My thoughts went blank.

According to what my father told me on the phone, my grandfather had a stroke.

I didn't know why, nor did anyone else.

It had just happened.

Looking out the window, I watched all the things we drove past.

Schools, restaurants, shops, malls. People and pets too.

Yet, not a single thought came to mind.

The sea of my heart was swirling, unbalanced and unstable.

Yet, there was nothing that swarmed inside of it.

"Ah…"

I let out a shaky breath.

That was the only thing I could do.

**

The drive was on the longer side, almost an hour.

Both my father and I had been quiet the entire time.

Eventually, we arrived at our destination.

My father's apartment.

Getting out of the car, I weakly followed my father as he entered the building.

The building was elegant and extremely well decorated.

But more than that, it was unnatural.

Foreign, at least to me.

As we took the elevator to go upstairs, my stomach churned.

'What am I doing here? I want to go home…'

I had to go to my father's house many times. Even if I wasn't as close with him as I would've liked to be, I was always welcome.

Yet, when the elevator arrived on his floor, when he opened the door to his home, when I took my first step in…

I knew I didn't want to be there at all.

The modern style home was a sharp contrast to my grandfather's home.

I wanted my grandfather's home.

I wanted my home.

Taking off my shoes, I began walking towards the room I usually stayed in.

"I'd like to be alone for a while," I said.

I couldn't see my father's reaction, but I could sense a nod of acceptance.

I entered the room, closing the door behind me.

I didn't bother getting changed or turning on the lights. I simply took off my school bag and sat down behind the door.

I stayed in that silence. In that darkness.

It did not bring any fear or comfort. It brought nothing.

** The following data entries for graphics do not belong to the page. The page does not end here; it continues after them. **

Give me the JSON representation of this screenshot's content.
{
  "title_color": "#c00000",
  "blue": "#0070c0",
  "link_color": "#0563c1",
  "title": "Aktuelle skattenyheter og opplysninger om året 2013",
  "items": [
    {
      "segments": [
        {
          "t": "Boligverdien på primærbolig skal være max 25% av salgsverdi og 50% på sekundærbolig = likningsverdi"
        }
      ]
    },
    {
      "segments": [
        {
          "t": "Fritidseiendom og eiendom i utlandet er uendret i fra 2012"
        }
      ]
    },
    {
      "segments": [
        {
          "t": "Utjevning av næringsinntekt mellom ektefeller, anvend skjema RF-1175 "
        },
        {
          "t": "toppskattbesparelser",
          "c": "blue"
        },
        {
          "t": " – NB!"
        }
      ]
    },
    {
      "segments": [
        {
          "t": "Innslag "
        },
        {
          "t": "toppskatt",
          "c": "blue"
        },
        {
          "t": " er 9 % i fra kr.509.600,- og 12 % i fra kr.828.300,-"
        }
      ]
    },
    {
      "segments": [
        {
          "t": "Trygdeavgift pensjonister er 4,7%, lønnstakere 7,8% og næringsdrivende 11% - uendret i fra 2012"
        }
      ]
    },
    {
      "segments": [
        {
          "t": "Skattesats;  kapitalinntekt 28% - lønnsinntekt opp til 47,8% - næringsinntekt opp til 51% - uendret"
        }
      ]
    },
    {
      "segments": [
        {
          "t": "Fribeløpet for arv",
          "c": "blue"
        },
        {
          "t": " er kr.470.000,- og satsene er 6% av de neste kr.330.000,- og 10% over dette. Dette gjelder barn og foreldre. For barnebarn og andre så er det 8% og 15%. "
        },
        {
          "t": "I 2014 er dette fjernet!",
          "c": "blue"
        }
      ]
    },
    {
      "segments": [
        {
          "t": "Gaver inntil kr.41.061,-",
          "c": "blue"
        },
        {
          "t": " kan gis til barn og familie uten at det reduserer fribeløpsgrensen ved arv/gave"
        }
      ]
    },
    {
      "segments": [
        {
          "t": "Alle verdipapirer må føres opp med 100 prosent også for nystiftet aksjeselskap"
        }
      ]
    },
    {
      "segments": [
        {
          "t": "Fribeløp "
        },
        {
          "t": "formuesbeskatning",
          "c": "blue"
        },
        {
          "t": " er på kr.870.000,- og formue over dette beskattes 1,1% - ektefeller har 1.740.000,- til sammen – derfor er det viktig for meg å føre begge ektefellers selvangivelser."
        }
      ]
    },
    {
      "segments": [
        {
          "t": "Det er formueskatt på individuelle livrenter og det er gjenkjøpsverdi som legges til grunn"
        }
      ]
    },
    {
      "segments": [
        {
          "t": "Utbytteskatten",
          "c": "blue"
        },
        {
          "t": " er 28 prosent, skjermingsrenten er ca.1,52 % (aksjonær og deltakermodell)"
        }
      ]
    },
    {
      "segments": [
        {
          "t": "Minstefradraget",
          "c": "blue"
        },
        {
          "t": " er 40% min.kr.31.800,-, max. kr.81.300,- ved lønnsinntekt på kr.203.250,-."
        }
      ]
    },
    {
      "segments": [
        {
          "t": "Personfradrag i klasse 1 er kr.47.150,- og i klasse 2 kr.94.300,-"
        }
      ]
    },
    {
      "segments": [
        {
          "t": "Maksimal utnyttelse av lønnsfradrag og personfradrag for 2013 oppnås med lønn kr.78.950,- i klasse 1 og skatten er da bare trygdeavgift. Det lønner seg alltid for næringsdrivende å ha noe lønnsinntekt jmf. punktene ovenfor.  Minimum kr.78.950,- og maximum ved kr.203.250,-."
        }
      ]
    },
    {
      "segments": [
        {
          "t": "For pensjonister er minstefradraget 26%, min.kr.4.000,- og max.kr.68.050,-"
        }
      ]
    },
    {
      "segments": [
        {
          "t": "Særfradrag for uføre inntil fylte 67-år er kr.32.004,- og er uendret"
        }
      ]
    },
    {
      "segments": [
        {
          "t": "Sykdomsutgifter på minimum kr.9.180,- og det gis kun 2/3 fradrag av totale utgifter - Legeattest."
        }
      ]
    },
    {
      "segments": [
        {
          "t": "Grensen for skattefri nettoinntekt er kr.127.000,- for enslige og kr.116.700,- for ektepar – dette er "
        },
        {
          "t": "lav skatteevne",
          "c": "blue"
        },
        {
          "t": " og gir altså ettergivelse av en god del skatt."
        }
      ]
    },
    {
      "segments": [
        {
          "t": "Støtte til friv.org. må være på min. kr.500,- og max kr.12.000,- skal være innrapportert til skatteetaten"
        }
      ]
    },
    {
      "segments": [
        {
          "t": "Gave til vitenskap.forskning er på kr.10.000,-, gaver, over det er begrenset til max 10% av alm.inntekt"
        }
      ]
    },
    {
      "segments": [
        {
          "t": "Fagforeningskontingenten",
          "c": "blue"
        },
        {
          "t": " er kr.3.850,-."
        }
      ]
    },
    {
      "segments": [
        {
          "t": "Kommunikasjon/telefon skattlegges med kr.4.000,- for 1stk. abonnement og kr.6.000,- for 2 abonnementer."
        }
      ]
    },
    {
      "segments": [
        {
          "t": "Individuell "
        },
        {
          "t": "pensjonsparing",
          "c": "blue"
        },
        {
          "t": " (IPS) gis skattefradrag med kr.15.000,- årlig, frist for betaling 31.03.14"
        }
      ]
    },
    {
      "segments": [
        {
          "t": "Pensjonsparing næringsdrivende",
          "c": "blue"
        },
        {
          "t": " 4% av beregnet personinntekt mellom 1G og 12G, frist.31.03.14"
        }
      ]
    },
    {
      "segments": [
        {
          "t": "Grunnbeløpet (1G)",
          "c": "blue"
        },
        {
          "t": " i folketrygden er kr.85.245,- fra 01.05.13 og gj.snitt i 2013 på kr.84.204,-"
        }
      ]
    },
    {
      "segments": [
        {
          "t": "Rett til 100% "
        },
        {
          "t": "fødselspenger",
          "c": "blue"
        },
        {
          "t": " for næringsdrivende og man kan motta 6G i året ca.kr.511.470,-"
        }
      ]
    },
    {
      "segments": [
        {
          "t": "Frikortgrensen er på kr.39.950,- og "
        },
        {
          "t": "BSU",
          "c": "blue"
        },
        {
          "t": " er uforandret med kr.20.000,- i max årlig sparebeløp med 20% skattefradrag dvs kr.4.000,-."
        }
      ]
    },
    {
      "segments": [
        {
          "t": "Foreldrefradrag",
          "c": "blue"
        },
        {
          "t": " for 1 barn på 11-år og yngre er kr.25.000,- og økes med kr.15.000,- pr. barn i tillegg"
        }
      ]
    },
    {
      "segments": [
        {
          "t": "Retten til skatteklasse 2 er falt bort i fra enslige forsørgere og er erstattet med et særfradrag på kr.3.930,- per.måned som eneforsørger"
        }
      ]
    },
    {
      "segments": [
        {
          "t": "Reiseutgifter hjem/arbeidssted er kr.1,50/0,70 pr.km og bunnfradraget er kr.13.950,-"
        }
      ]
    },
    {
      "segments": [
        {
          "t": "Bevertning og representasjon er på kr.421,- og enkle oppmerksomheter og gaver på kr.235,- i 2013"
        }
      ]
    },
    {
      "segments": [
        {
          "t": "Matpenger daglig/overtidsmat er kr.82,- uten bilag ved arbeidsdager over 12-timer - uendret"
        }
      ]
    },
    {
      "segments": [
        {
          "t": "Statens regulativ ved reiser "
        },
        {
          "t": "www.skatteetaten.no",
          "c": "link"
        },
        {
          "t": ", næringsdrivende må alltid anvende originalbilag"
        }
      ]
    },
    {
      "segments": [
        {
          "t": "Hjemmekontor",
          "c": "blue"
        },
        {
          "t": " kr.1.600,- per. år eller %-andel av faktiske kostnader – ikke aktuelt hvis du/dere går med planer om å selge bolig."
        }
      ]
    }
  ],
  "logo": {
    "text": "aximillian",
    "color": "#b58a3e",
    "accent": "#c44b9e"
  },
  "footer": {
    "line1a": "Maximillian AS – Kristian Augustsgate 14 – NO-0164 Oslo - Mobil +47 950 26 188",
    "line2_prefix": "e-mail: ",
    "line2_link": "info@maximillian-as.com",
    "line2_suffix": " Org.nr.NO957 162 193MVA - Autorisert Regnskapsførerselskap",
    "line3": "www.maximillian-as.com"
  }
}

I couldn't think of things that made me happy like games or Elliot.

I couldn't think of things that made me sad like injustice or abuse.

I couldn't think of anything at all.

Except one thing.

'This is only for a little while. I'll go home soon. I'll be fine…'

Those were the thoughts that remained.

The ones that never abandoned.

So I held onto them tight, praying that they wouldn't leave me too.